Ce magistrat a rendu compte des plaidoiries dans le délibéré de la Cour, composée de :
Hélène GUILLOU, Présidente de chambre
Thomas RONDEAU, Conseiller
Michèle CHOPIN, Conseillère
Greffier, lors des débats : Lauranne VOLPI
ARRÊT :
— CONTRADICTOIRE
— par mise à disposition de l’arrêt au greffe de la Cour, les parties en ayant été préalablement avisées dans les conditions prévues au deuxième alinéa de l’article 450 du code de procédure civile.
— signé par Hélène GUILLOU, Présidente de chambre et par Lauranne VOLPI, Greffier, présent lors de la mise à disposition.
Mme A X épouse Y est propriétaire d’un appartement dans un immeuble situé […] dans le […] soumis au régime de la copropriété.
Le 28 juin 2018, l’assemblée générale des copropriétaires a voté la réfection de la peinture des portes palières de l’immeuble.
Le 19 septembre 2019, le syndicat des copropriétaires a assigné Mme Y devant le juge des référés pour voir:
— condamner sous astreinte Mme Y à le laisser réaliser la peinture de sa porte palière et à défaut lui permettre d’ouvrir sa porte accompagnée d’un huissier,
— condamner Mme Y à lui payer la somme de 5 000 euros au titre de l’article 700 du code de procédure civile.

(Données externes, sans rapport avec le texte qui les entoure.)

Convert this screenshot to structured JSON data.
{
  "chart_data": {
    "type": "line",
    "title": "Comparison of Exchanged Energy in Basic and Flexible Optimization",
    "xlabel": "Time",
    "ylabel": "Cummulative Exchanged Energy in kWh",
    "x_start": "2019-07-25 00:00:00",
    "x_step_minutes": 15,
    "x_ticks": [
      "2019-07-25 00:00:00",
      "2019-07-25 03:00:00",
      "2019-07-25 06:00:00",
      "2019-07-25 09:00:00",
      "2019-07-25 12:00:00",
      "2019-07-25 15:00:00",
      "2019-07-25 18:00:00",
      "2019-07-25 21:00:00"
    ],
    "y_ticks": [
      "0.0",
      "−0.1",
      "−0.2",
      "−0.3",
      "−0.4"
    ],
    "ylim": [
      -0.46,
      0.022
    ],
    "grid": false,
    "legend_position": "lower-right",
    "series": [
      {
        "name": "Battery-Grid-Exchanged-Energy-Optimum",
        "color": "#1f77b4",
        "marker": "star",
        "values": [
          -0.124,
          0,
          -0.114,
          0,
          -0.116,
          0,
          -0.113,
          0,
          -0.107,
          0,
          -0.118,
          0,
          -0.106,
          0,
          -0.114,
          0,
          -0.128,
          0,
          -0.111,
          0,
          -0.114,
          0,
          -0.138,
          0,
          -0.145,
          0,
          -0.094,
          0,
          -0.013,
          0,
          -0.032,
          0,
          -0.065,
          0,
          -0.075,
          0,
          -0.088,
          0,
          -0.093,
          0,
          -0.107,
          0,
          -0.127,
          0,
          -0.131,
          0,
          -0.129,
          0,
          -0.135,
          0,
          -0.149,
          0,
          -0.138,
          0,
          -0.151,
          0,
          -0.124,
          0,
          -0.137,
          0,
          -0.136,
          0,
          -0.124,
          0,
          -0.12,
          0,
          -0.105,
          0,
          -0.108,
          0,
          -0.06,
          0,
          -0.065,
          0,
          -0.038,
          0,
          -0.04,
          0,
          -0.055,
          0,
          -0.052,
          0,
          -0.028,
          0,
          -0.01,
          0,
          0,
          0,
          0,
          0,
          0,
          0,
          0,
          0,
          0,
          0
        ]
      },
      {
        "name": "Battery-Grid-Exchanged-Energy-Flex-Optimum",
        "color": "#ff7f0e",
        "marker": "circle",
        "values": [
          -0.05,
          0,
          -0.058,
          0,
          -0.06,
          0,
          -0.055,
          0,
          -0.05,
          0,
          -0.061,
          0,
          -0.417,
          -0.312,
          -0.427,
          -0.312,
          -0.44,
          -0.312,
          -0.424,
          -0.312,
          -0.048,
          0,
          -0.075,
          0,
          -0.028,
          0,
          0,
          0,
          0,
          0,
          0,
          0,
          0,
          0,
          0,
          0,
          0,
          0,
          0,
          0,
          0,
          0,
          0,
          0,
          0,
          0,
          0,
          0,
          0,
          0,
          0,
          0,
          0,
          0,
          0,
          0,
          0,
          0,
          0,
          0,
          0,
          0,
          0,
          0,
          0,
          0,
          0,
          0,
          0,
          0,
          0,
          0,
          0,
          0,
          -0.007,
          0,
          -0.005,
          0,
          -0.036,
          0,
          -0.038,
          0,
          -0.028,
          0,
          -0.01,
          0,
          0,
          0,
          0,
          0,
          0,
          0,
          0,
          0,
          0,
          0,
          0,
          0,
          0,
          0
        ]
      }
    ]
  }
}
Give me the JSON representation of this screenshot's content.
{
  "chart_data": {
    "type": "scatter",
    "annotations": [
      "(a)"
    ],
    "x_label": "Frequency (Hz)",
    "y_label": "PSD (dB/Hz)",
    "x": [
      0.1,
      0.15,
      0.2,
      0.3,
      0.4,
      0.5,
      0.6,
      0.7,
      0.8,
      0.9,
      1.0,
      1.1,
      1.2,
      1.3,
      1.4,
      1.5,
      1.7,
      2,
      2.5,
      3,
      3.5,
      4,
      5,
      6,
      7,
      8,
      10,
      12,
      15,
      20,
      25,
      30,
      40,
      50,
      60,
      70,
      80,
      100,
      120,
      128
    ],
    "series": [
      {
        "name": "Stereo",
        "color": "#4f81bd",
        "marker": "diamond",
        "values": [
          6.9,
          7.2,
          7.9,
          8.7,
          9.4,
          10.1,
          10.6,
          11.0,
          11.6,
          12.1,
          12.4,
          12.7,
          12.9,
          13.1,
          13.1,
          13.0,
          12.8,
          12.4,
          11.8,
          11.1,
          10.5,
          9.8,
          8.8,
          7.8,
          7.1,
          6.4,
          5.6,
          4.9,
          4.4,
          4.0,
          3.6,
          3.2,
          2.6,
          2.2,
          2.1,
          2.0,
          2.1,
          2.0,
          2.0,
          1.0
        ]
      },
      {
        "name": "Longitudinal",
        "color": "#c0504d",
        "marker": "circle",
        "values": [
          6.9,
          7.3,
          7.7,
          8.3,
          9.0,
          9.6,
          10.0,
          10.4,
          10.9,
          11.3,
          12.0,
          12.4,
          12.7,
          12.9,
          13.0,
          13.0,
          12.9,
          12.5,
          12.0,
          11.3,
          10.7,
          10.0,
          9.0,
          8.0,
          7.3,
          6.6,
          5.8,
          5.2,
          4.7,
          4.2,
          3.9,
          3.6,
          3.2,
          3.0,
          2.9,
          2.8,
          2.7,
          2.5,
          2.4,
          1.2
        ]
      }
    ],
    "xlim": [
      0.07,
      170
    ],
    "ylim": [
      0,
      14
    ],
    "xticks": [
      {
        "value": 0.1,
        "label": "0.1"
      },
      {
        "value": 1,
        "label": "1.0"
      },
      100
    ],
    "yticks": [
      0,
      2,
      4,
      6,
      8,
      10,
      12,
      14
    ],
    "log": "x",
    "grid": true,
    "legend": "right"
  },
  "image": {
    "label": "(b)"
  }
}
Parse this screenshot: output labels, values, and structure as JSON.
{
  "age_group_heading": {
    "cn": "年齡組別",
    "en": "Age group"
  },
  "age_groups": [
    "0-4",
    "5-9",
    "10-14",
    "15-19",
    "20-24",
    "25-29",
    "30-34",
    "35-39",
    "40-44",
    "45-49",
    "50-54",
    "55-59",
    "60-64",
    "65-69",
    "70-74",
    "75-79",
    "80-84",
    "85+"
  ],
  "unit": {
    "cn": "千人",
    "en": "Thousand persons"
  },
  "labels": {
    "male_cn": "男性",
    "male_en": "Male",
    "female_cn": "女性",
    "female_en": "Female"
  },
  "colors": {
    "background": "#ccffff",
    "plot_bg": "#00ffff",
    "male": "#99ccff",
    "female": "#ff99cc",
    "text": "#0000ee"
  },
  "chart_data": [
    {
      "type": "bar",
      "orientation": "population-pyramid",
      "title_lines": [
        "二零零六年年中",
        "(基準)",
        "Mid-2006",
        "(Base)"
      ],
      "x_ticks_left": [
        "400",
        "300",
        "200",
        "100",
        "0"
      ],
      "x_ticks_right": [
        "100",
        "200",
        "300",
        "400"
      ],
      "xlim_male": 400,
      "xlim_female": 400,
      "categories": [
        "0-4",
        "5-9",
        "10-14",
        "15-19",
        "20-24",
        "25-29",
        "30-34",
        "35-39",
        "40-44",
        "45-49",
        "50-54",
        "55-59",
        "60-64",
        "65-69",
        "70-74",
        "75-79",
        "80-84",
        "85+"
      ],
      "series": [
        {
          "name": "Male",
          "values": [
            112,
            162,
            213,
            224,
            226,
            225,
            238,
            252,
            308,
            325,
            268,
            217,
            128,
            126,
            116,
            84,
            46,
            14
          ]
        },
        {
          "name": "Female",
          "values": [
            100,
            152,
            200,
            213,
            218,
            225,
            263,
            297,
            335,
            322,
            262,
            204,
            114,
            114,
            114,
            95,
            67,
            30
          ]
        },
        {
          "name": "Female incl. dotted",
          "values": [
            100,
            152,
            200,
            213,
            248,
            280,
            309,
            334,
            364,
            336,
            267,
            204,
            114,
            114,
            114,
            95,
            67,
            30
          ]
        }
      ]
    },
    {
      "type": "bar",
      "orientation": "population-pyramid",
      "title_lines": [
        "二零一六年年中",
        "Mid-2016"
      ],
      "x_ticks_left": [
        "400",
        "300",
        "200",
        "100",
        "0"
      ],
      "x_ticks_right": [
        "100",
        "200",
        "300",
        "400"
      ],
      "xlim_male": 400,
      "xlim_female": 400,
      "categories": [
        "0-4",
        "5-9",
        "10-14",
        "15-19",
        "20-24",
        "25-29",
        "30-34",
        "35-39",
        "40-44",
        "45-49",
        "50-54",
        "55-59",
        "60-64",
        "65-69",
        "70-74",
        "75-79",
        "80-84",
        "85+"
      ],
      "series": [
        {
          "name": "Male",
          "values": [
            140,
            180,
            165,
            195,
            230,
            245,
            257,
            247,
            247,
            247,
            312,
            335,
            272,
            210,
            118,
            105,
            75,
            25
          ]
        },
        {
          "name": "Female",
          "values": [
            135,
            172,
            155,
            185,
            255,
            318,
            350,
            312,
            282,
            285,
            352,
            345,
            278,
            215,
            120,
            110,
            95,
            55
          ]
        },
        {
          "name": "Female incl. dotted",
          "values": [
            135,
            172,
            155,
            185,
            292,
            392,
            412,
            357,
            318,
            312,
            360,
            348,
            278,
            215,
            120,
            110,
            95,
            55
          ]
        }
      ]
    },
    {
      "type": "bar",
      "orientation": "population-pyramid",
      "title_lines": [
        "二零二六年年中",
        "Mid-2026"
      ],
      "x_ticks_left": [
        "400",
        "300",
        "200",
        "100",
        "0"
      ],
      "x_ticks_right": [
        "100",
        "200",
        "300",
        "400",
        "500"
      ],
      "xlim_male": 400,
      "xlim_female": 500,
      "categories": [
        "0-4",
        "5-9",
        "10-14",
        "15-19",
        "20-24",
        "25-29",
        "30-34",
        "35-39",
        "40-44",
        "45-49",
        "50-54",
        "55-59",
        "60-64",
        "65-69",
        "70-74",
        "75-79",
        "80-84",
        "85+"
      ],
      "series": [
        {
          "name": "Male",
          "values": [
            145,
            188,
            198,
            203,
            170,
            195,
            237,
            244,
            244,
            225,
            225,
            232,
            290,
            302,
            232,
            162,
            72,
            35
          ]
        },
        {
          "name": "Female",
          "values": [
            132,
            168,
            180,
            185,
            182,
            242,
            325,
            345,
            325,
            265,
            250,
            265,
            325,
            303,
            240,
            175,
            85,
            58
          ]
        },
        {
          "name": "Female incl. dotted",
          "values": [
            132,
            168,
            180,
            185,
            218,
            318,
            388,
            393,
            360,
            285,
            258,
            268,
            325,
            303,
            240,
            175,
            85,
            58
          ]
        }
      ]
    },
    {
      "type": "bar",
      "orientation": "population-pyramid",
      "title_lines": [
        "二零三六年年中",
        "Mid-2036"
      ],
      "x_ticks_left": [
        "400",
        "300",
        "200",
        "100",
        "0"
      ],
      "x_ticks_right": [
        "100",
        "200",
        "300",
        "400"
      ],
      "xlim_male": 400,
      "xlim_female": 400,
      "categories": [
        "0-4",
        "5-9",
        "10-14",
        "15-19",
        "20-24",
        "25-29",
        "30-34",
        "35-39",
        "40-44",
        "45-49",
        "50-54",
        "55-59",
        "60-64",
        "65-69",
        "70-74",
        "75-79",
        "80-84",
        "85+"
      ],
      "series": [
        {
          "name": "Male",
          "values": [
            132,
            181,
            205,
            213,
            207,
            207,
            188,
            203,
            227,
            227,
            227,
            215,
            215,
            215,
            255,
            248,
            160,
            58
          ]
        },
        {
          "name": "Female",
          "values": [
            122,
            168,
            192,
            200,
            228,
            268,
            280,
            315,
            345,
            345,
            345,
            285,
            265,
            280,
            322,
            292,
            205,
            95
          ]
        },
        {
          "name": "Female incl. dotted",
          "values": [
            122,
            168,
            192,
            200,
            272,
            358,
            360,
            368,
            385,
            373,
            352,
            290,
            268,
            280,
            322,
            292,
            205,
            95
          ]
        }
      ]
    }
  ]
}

En défense, Mme Y a demandé au juge de :
— constater la nullité de l’assignation à défaut d’autorisation de l’assemblée générale des copropriétaires,
— constater l’existence d’une contestation sérieuse,
— condamner le syndicat des copropriétaires à lui payer les sommes de :
• 3 500 euros de dommages et intérêts pour procédure abusive,
• 2 500 euros au titre de l’article 700 du code de procédure civile.
Le 10 septembre 2020, le juge des référés du tribunal judiciaire de Paris a :
— condamné Mme Y à laisser l’accès à sa porte palière pour les travaux de peinture de ladite porte votés le 28 juin 2018, à réaliser par la société DEP ou toute autre société mandatée par le syndic en exercice, sous astreinte de 100 euros par jour de retard passé un délai de 30 jours à compter de la signification de la présente décision,
— condamné Mme Y à payer au syndicat des copropriétaires la somme de 500 euros au titre de l’article 700 du code de procédure civile et aux dépens,
— rejeté le surplus des demandes.
Le juge a retenu que l’assignation était valide, puisque les actions du syndicat des copropriétaires
devant le juge des référés ne nécessitent pas l’autorisation préalable de l’assemblée générale des copropriétaires, que Mme X était tenue de respecter la décision de l’assemblée générale des copropriétaires du 28 juin 2018 et de faire repeindre sa porte palière.
Par déclaration en date du 16 décembre 2020, Mme Y a fait appel de cette décision, critiquant l’ordonnance en toutes ses dispositions.
Par conclusions communiquées par la voie électronique le 6 avril 2021, elle demande à la cour de :
— prononcer la nullité de l’assignation qui lui a été délivrée le 19 septembre 2019,
— rejeter en conséquence la demande du syndicat des copropriétaires comme irrecevable,
— rejeter la demande du syndicat des copropriétaires comme irrecevable, pour défaut d’intérêt à agir,
— débouter en toute hypothèse le syndicat des copropriétaires de toutes ses demandes, fins et prétentions élevées en référé à l’encontre de Mme Y,
— condamner le syndicat des copropriétaires à lui payer une somme de 2 500 euros au titre de l’article 700 du code de procédure civile et aux dépens.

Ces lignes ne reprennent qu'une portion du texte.